I'm only bringing this news up because it's tangentially related to the title heading, and figured it was too bizarre to pass up on search results.

By all rights, The Gummi Bears shouldn't have been as good as they turned out to be - a barely fleshed-out premise, influenced by a punny take on a candy, using character designs from the ruined concepts of The Black Cauldron (The Chronicles of Prydain which is currently being reconsidered for a revival, preferably done right).  For all of Lloyd Alexander's complaints about how the movie bastardized his work, the cartoon series' success skewed closer to his source material, and paid more attention to the more competent female role.  (A welcome inversion of the Trinity Syndrome, where the male lead's self-esteem is bolstered in contrast to the woman's ability)

However, what worked so well for the television screen was drastically neutered for the comics page.  Since the only purpose for acquiring a slot on the funnies (other than taking up valuable advertising space) was to retain copyright and produce public awareness of their property, it shouldn't have been surprising that such a fondly remembered series should be reduced to pandering to a childish audience.  Yet it still remains a surprise.

There aren't very many available resources for finding samples of Gummi Bear comics, since the few newspapers that carried them didn't keep them for very long.  As with most licensed properties, they were only kept around long enough to serve their purpose.  A cursuory survey of their strips show hardly any variance in their formula - being little more than one-off jokes set in a widescreen format that could've been put to better use, usually limited to just two characters, and with barely any dialogue.  Comics broken up into panels were even rarer, and just as unmemorable.

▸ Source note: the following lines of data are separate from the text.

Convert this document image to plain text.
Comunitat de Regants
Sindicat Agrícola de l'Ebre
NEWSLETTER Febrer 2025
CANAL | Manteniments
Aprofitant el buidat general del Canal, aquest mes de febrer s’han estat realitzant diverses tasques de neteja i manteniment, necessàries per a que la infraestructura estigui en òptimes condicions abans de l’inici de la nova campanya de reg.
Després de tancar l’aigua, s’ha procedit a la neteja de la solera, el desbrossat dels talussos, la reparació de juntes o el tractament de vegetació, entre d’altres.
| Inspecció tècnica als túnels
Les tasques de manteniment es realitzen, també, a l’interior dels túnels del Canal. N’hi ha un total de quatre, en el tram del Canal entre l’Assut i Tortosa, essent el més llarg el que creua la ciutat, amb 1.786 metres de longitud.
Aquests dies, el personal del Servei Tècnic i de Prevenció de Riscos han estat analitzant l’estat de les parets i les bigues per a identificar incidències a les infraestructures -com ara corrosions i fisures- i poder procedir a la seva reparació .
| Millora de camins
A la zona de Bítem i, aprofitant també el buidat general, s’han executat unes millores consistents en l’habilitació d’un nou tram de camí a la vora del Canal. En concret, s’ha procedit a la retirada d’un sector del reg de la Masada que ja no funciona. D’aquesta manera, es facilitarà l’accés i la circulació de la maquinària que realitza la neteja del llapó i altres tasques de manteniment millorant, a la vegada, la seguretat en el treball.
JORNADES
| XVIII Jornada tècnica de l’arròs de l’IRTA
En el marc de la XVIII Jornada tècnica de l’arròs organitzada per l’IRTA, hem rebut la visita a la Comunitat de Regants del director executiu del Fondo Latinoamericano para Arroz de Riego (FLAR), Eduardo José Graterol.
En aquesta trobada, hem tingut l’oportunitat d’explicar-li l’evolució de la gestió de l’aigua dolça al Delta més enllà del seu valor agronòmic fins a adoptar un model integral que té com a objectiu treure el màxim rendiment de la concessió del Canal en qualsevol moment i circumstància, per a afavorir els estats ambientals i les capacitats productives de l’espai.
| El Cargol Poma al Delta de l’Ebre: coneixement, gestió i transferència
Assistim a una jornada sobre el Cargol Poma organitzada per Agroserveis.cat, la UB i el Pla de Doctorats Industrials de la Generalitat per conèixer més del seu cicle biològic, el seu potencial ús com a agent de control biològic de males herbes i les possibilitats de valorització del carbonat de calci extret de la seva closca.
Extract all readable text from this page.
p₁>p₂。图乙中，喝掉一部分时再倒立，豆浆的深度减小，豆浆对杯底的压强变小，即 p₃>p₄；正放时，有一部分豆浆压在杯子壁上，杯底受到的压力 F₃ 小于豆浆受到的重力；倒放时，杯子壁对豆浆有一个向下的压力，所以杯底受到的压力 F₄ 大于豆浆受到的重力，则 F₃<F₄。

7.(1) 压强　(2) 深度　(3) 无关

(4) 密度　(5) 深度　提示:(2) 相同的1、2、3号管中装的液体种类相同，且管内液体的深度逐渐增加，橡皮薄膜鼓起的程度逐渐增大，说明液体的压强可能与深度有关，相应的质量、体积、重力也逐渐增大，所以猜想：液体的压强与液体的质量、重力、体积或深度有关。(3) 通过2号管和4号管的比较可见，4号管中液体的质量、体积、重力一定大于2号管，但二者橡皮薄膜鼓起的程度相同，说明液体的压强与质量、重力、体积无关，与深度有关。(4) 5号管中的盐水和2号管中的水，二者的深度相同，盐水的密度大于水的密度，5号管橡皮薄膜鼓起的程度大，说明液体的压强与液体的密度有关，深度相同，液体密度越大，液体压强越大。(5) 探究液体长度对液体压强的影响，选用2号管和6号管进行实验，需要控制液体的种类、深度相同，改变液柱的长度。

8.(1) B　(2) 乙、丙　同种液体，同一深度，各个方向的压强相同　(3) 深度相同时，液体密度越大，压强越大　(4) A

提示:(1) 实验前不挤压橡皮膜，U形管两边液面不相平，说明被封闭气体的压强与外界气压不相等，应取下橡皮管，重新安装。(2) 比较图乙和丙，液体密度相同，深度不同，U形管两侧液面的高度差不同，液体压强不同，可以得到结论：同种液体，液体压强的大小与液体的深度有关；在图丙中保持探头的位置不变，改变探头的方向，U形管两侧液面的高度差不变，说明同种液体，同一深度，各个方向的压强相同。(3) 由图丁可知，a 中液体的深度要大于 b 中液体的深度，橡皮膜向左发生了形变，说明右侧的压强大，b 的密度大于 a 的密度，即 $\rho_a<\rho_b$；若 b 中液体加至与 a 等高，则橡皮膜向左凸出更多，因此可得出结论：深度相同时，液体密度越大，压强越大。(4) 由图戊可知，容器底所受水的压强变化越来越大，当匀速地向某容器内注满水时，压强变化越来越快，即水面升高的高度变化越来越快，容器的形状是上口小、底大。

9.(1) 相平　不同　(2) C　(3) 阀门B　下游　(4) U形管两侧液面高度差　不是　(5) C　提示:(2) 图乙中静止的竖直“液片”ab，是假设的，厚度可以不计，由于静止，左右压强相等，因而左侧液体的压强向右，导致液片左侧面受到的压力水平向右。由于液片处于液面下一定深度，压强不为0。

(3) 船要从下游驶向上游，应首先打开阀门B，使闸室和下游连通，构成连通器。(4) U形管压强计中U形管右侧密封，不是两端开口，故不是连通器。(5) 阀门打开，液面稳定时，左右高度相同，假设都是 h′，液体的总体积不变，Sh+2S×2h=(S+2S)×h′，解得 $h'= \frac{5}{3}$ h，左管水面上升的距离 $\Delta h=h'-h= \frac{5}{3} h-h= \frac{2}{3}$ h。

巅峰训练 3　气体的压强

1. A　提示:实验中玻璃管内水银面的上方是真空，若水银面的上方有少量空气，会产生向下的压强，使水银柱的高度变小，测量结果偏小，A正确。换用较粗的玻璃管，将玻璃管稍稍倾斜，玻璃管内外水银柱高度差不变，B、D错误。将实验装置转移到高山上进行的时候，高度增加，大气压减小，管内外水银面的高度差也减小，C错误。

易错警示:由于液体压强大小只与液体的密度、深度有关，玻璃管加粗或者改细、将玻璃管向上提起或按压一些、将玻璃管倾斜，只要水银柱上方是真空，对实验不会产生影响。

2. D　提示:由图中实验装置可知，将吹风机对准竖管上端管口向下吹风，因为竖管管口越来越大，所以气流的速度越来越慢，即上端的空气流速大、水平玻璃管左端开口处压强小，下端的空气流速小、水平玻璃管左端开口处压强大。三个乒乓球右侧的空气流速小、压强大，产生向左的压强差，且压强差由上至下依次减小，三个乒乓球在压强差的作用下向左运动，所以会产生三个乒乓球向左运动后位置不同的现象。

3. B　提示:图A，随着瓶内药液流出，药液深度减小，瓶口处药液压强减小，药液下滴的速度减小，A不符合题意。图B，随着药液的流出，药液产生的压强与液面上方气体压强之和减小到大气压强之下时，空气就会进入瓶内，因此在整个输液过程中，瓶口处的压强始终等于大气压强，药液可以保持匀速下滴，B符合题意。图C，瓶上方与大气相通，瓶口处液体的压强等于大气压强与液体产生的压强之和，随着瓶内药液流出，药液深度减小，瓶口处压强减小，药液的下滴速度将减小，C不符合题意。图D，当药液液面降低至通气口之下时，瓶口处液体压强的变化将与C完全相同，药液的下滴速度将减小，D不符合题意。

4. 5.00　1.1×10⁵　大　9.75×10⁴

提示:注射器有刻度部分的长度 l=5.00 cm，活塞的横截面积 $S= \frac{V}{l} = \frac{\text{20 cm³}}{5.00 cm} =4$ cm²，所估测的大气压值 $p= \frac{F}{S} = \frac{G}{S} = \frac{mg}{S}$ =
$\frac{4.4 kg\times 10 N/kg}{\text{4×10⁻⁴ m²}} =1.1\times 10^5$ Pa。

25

Yet there were a few instances of the comic being aware of their surroundings, as if the cartoonist was straining against the limitations of the form, and wanted to rail against the corporate structure bearing against them.  Showcasing a desire to expand the conventions beyond the borders of a daily strip, and maybe move onto long-term storytelling.

Or possibly, I'm projecting, and reading too much into what's basically just another flawed comic strip.